In 1996, the accrediting body for OB-GYN residency programs began requiring abortion training, with an opt-out option, in response to pressure from that organization and others. According to survey results published in the September 2021 Obstetrics and Gynecology journal, by 2018, 64 percent of residency directors reported that their programs provided routine abortion training. Furthermore, family planning has evolved into a subspecialty of obstetrics and gynecology.

Abortion has never been safer or easier to obtain medically. The abortion pill, which accounts for more than half of all abortions in the United States, is extremely effective and has a very low complication rate.

In addition, there is a push to broaden the types of providers who can prescribe them. The FDA recently dropped a requirement that patients pick up the pills in person, allowing doctors in some states to prescribe the pills via telehealth and mail them to patients to take at home. Even in states with liberal abortion laws, doctors seeking to perform abortions face numerous political and bureaucratic roadblocks.

When Susan Yanow, a long-time reproductive rights advocate and consultant, began working to bring abortion care to community health clinics in Cambridge, Massachusetts, obtaining abortion pills was a complicated, bureaucratic process. She also stated that adding a new service to the health centers necessitated a credentialing process.

Anti-abortion activists’ public pressure often makes it easier for hospitals and group practices to refuse abortions. Some OB-GYNs claim they have been forced to sign contracts that forbid them from performing abortions even when they are not working in the hospitals or practices where they work.

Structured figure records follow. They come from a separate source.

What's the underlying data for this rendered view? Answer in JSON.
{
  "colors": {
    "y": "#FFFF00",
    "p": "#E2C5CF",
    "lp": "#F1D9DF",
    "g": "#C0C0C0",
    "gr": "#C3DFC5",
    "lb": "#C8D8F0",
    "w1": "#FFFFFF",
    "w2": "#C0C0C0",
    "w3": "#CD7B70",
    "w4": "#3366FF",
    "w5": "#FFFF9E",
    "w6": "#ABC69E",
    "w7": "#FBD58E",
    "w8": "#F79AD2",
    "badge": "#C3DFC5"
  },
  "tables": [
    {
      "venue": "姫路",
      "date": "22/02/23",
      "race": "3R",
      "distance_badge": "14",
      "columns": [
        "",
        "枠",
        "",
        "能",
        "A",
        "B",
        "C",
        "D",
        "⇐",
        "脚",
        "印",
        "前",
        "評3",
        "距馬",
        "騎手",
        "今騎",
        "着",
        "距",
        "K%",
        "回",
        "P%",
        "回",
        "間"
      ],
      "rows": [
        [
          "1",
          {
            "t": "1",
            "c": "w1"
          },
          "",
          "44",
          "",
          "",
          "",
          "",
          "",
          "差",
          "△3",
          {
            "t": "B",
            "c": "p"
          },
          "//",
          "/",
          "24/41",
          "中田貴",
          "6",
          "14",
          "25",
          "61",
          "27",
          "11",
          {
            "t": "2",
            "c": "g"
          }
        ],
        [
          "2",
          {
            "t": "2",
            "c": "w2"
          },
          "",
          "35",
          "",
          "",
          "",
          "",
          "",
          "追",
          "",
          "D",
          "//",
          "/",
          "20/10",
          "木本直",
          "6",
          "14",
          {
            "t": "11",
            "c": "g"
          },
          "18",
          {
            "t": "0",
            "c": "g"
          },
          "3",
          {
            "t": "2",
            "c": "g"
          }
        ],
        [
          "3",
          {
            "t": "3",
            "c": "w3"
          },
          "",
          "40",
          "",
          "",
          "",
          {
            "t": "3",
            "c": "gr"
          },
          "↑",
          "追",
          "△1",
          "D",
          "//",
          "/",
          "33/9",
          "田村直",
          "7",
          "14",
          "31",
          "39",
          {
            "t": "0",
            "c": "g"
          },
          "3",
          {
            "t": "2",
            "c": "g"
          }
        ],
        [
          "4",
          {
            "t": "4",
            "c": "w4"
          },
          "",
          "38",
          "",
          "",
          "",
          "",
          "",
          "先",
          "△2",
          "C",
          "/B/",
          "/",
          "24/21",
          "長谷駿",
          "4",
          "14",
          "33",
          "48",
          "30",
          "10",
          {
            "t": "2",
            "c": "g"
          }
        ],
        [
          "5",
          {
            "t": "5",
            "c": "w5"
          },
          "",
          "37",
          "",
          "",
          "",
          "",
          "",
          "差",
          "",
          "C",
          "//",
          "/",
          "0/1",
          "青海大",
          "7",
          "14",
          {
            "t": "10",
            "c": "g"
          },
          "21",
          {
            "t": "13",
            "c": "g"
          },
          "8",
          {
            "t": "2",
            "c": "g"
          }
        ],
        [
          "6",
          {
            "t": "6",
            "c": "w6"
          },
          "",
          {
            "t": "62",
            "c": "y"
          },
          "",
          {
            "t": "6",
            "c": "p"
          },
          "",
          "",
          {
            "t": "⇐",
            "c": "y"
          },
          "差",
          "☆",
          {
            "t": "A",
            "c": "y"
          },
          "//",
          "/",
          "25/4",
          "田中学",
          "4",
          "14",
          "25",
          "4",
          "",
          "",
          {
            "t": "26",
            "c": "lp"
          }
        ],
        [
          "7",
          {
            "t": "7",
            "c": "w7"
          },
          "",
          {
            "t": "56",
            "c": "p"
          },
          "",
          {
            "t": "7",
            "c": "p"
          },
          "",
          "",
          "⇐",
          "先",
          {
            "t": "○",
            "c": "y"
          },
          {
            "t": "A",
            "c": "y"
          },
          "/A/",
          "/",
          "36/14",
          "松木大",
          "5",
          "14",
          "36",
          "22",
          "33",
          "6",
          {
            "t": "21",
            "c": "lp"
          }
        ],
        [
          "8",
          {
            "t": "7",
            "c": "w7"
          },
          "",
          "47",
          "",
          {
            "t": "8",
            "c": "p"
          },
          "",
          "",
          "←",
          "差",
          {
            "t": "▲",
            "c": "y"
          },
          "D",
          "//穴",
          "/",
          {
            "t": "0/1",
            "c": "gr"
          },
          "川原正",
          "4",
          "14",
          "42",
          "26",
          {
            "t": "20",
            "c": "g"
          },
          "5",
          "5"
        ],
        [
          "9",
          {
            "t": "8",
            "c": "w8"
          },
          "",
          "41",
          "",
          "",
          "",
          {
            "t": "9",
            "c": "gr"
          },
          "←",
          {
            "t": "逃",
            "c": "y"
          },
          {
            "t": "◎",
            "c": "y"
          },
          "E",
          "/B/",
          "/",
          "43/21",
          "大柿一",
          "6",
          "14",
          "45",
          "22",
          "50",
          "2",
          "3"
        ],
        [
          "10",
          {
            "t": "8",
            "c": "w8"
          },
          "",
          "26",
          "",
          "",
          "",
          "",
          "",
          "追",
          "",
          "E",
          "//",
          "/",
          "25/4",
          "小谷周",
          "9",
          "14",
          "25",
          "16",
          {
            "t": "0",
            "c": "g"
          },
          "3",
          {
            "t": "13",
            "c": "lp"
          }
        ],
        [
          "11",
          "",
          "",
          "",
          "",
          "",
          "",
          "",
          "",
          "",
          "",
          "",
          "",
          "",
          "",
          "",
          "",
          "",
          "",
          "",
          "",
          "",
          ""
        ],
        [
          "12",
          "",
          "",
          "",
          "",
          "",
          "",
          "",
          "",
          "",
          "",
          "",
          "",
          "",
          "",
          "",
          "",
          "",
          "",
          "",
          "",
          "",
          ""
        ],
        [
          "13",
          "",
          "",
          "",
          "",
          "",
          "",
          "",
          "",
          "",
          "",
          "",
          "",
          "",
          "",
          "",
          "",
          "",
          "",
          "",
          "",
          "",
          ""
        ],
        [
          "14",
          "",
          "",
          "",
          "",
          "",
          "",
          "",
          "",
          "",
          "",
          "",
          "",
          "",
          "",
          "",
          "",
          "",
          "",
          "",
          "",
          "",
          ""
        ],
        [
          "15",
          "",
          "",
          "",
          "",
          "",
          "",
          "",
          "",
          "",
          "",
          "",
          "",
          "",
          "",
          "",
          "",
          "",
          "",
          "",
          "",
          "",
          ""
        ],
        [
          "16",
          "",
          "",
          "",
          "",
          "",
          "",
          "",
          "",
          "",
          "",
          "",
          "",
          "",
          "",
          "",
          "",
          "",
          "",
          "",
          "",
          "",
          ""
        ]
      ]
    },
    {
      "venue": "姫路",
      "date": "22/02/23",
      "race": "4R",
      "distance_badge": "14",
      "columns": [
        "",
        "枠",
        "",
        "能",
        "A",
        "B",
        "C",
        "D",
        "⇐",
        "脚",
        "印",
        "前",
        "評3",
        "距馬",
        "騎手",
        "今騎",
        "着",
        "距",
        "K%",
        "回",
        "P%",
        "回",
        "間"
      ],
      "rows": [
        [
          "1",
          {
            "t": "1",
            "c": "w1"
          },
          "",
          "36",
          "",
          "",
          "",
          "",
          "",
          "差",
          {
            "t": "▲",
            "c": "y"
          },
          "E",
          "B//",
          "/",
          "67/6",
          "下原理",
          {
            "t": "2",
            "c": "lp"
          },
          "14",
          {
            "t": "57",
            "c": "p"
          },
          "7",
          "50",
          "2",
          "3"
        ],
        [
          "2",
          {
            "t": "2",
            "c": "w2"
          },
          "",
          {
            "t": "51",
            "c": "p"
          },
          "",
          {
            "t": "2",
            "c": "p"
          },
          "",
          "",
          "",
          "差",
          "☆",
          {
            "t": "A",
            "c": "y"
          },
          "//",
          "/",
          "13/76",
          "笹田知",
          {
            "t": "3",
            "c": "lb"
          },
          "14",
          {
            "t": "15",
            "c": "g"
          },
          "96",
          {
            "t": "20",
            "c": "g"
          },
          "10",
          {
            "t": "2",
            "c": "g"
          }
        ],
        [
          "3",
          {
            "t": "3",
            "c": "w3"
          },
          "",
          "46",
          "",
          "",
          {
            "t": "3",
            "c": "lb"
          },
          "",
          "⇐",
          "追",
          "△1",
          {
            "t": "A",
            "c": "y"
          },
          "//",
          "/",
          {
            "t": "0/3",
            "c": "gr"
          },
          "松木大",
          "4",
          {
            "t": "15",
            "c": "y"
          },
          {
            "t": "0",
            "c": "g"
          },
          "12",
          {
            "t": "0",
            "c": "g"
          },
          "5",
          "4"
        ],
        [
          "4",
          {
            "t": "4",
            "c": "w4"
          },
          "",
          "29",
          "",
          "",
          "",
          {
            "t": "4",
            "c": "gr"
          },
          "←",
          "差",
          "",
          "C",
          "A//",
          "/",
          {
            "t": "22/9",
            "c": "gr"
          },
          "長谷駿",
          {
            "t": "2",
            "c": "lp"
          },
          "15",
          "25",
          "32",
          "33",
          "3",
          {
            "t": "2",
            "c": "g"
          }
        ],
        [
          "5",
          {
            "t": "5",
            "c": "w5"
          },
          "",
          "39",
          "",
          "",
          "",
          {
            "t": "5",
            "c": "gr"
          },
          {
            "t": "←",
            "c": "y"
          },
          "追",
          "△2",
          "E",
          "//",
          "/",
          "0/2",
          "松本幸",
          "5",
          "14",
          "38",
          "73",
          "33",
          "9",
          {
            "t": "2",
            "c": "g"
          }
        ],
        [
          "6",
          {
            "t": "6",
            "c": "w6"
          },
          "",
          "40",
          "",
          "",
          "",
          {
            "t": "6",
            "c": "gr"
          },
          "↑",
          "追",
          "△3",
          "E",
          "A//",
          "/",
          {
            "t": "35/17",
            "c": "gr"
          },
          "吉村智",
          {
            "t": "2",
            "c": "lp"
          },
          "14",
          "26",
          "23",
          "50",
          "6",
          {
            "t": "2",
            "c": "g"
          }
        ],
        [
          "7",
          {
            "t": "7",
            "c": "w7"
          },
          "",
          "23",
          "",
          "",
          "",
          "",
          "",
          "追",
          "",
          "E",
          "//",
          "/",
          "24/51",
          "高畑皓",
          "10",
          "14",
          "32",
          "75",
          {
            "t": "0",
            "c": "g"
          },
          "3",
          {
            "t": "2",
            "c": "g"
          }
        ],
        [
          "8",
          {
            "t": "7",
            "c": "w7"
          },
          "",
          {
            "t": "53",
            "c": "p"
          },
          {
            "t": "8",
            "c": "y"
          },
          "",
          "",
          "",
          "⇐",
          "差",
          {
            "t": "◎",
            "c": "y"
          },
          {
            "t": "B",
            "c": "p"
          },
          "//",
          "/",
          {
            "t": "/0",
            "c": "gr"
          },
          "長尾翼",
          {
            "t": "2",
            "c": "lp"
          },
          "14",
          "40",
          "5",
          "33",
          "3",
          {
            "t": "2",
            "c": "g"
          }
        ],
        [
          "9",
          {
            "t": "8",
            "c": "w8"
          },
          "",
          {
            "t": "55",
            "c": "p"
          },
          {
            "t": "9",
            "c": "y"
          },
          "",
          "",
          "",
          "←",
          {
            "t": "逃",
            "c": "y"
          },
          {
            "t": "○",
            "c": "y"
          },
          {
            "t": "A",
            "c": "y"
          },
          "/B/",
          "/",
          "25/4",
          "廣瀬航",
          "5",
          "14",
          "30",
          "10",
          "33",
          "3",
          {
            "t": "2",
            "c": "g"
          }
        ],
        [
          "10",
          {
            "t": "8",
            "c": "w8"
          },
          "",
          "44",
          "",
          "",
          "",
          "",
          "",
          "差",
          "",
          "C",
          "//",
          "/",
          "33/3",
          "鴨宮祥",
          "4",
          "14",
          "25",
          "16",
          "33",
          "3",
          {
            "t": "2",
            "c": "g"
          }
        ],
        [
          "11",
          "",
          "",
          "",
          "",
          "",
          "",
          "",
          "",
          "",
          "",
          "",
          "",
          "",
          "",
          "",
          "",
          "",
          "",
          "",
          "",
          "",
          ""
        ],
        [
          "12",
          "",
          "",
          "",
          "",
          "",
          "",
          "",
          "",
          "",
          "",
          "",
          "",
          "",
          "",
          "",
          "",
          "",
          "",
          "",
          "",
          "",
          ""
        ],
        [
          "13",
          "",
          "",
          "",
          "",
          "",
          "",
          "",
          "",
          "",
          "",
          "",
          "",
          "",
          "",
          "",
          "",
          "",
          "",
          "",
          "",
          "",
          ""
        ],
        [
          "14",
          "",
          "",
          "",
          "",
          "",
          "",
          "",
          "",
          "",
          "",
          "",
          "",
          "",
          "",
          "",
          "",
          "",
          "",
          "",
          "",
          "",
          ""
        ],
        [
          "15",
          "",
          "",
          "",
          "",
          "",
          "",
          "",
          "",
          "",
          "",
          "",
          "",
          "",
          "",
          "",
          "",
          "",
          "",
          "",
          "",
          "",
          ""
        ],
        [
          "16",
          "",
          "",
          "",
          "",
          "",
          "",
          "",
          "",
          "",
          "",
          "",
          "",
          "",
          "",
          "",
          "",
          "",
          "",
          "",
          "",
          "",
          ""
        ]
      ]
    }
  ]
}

Meanwhile, for religious reasons, Catholic hospitals will not perform abortions, and affiliated non-Catholic hospitals are frequently required to follow the same church-based rules. There’s also the Hyde Amendment, which forbids the use of federal funds for abortions, even indirectly.

OB-GYNs as a group have become much more pro-abortion in recent years. The American College of Obstetricians and Gynecologists (ACOG) has been outspoken in its opposition to restrictions. Furthermore, more OB-GYN residents have stated that they intend to perform abortions in their practices.

The shift in attitude has been accompanied by a demographic shift. According to ACOG, the current resident class is 86% female. However, with the Supreme Court now considering serious Roe v. Wade challenges, many of those new doctors may find themselves working in a state where the procedure is illegal.